Access to Unigene is provided by one
accessors, which give access to
local Unigene database. When you create a new Boulder::Unigene stream, you
provide the accessors, along with accessor-specific parameters that control
what entries to fetch. The accessors is:
- File
- This provides access to local Unigene entries by reading from a flat file
(typically Hs.dat file downloadable from NCBI's Ftp site). The stream will
return a Stone corresponding to each of the entries in the file, starting
from the top of the file and working downward.

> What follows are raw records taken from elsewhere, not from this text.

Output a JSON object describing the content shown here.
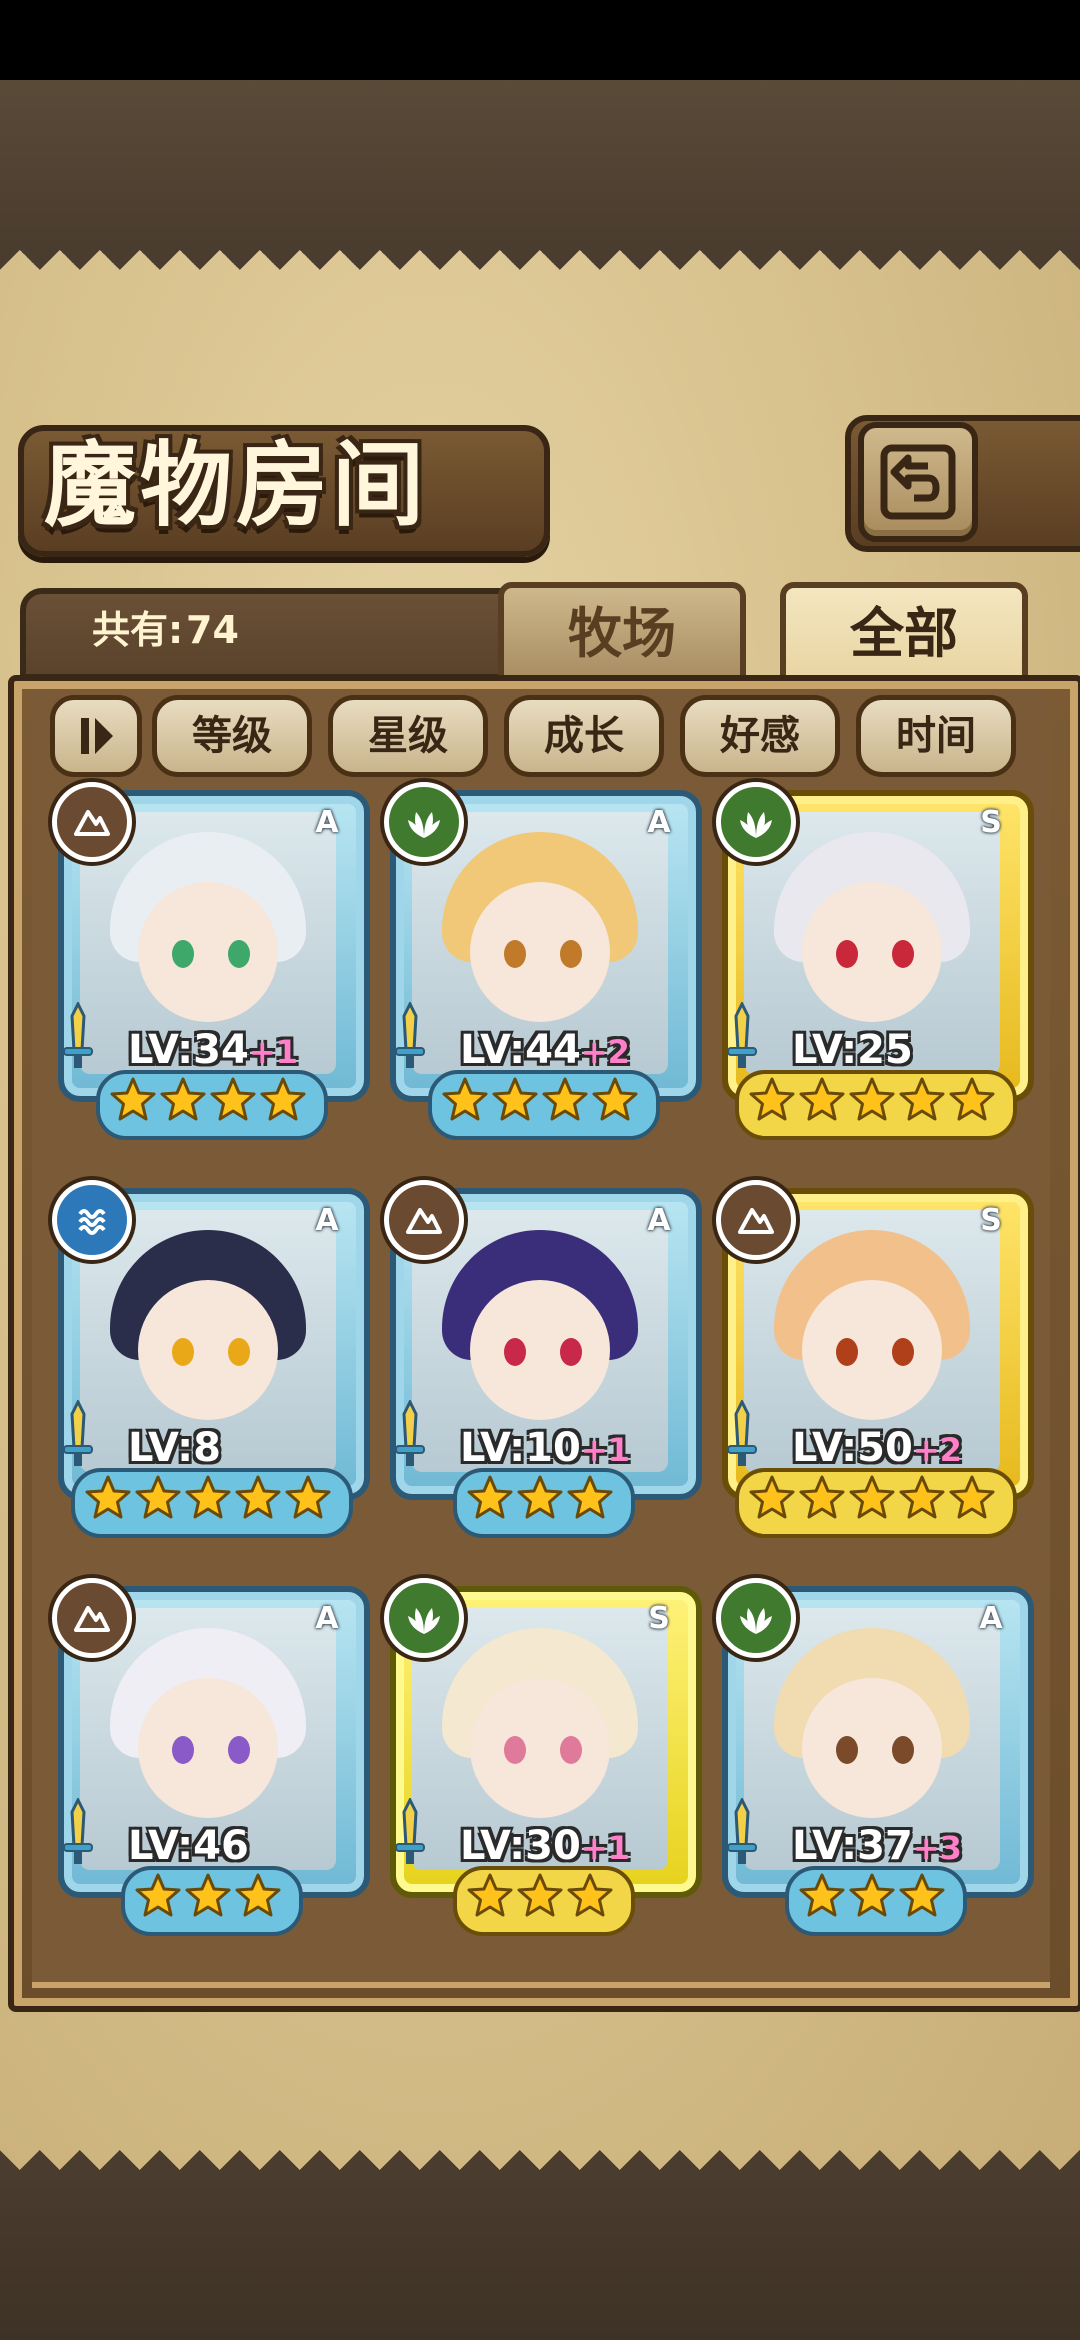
{
  "header": {
    "title": "魔物房间"
  },
  "info": {
    "count_label": "共有:",
    "count_value": "74"
  },
  "tabs": [
    {
      "label": "牧场",
      "selected": false
    },
    {
      "label": "全部",
      "selected": true
    }
  ],
  "sort_buttons": [
    {
      "label": "等级"
    },
    {
      "label": "星级"
    },
    {
      "label": "成长"
    },
    {
      "label": "好感"
    },
    {
      "label": "时间"
    }
  ],
  "filter_toggle_icon": "filter-toggle-icon",
  "back_icon": "return-arrow-icon",
  "colors": {
    "earth_element": "#6b4a32",
    "nature_element": "#3f7a2e",
    "water_element": "#2d78b8",
    "star": "#ffc21a",
    "level_plus": "#ff7fc8"
  },
  "monsters": [
    {
      "rank": "A",
      "element": "earth",
      "level": "LV:34",
      "plus": "+1",
      "stars": 4
    },
    {
      "rank": "A",
      "element": "nature",
      "level": "LV:44",
      "plus": "+2",
      "stars": 4
    },
    {
      "rank": "S",
      "element": "nature",
      "level": "LV:25",
      "plus": "",
      "stars": 5
    },
    {
      "rank": "A",
      "element": "water",
      "level": "LV:8",
      "plus": "",
      "stars": 5
    },
    {
      "rank": "A",
      "element": "earth",
      "level": "LV:10",
      "plus": "+1",
      "stars": 3
    },
    {
      "rank": "S",
      "element": "earth",
      "level": "LV:50",
      "plus": "+2",
      "stars": 5
    },
    {
      "rank": "A",
      "element": "earth",
      "level": "LV:46",
      "plus": "",
      "stars": 3
    },
    {
      "rank": "S",
      "element": "nature",
      "level": "LV:30",
      "plus": "+1",
      "stars": 3
    },
    {
      "rank": "A",
      "element": "nature",
      "level": "LV:37",
      "plus": "+3",
      "stars": 3
    }
  ]
}
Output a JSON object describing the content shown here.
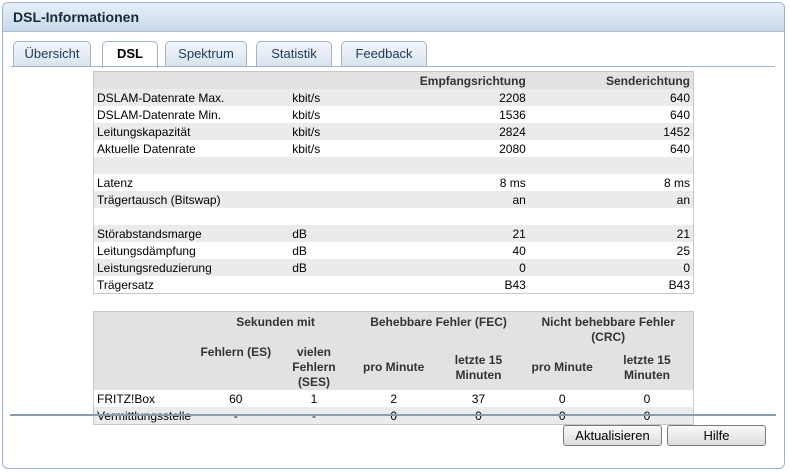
{
  "window": {
    "title": "DSL-Informationen"
  },
  "tabs": [
    {
      "label": "Übersicht",
      "active": false
    },
    {
      "label": "DSL",
      "active": true
    },
    {
      "label": "Spektrum",
      "active": false
    },
    {
      "label": "Statistik",
      "active": false
    },
    {
      "label": "Feedback",
      "active": false
    }
  ],
  "dsl_table": {
    "headers": {
      "rx": "Empfangsrichtung",
      "tx": "Senderichtung"
    },
    "rows": [
      {
        "label": "DSLAM-Datenrate Max.",
        "unit": "kbit/s",
        "rx": "2208",
        "tx": "640"
      },
      {
        "label": "DSLAM-Datenrate Min.",
        "unit": "kbit/s",
        "rx": "1536",
        "tx": "640"
      },
      {
        "label": "Leitungskapazität",
        "unit": "kbit/s",
        "rx": "2824",
        "tx": "1452"
      },
      {
        "label": "Aktuelle Datenrate",
        "unit": "kbit/s",
        "rx": "2080",
        "tx": "640"
      },
      {
        "label": "",
        "unit": "",
        "rx": "",
        "tx": ""
      },
      {
        "label": "Latenz",
        "unit": "",
        "rx": "8 ms",
        "tx": "8 ms"
      },
      {
        "label": "Trägertausch (Bitswap)",
        "unit": "",
        "rx": "an",
        "tx": "an"
      },
      {
        "label": "",
        "unit": "",
        "rx": "",
        "tx": ""
      },
      {
        "label": "Störabstandsmarge",
        "unit": "dB",
        "rx": "21",
        "tx": "21"
      },
      {
        "label": "Leitungsdämpfung",
        "unit": "dB",
        "rx": "40",
        "tx": "25"
      },
      {
        "label": "Leistungsreduzierung",
        "unit": "dB",
        "rx": "0",
        "tx": "0"
      },
      {
        "label": "Trägersatz",
        "unit": "",
        "rx": "B43",
        "tx": "B43"
      }
    ]
  },
  "error_table": {
    "group_headers": {
      "seconds": "Sekunden mit",
      "fec": "Behebbare Fehler (FEC)",
      "crc": "Nicht behebbare Fehler (CRC)"
    },
    "sub_headers": {
      "es": "Fehlern (ES)",
      "ses": "vielen Fehlern (SES)",
      "fec_min": "pro Minute",
      "fec_15": "letzte 15 Minuten",
      "crc_min": "pro Minute",
      "crc_15": "letzte 15 Minuten"
    },
    "rows": [
      {
        "label": "FRITZ!Box",
        "es": "60",
        "ses": "1",
        "fec_min": "2",
        "fec_15": "37",
        "crc_min": "0",
        "crc_15": "0"
      },
      {
        "label": "Vermittlungsstelle",
        "es": "-",
        "ses": "-",
        "fec_min": "0",
        "fec_15": "0",
        "crc_min": "0",
        "crc_15": "0"
      }
    ]
  },
  "buttons": {
    "refresh": "Aktualisieren",
    "help": "Hilfe"
  }
}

The parameter is the path
to the local file.
It is also possible to parse a single Unigene entry from a text string stored in
a scalar variable, returning a Stone object.
Boulder::Unigene methods¶
This section lists the public methods that the
Boulder::Unigene class
makes available.
- new()
-
# Local fetch via File
$ug=new Boulder::Unigene(-accessor => 'File',
-param => '/data/unigene/Hs.dat');
The new() method creates a new Boulder::Unigene stream on the
accessor provided. The only possible accessors is File. If
successful, the method returns the stream object. Otherwise it returns
undef.
new() takes the following arguments:
-accessor Name of the accessor to use
-param Parameters to pass to the accessor
Specify the accessor to use with the -accessor argument. If not
specified, it defaults to File.
-param is an accessor-specific argument. The possibilities is:
For File, the -param argument must point to a string-valued
scalar, which will be interpreted as the path to the file to read Unigene
entries from.
- get()
- The get() method is inherited from Boulder::Stream, and
simply returns the next parsed Unigene Stone, or undef if there is nothing
more to fetch. It has the same semantics as the parent class, including
the ability to restrict access to certain top-level tags.
- put()
- The put() method is inherited from the parent Boulder::Stream
class, and will write the passed Stone to standard output in Boulder
format. This means that it is currently not possible to write a
Boulder::Unigene object back into Unigene flatfile form.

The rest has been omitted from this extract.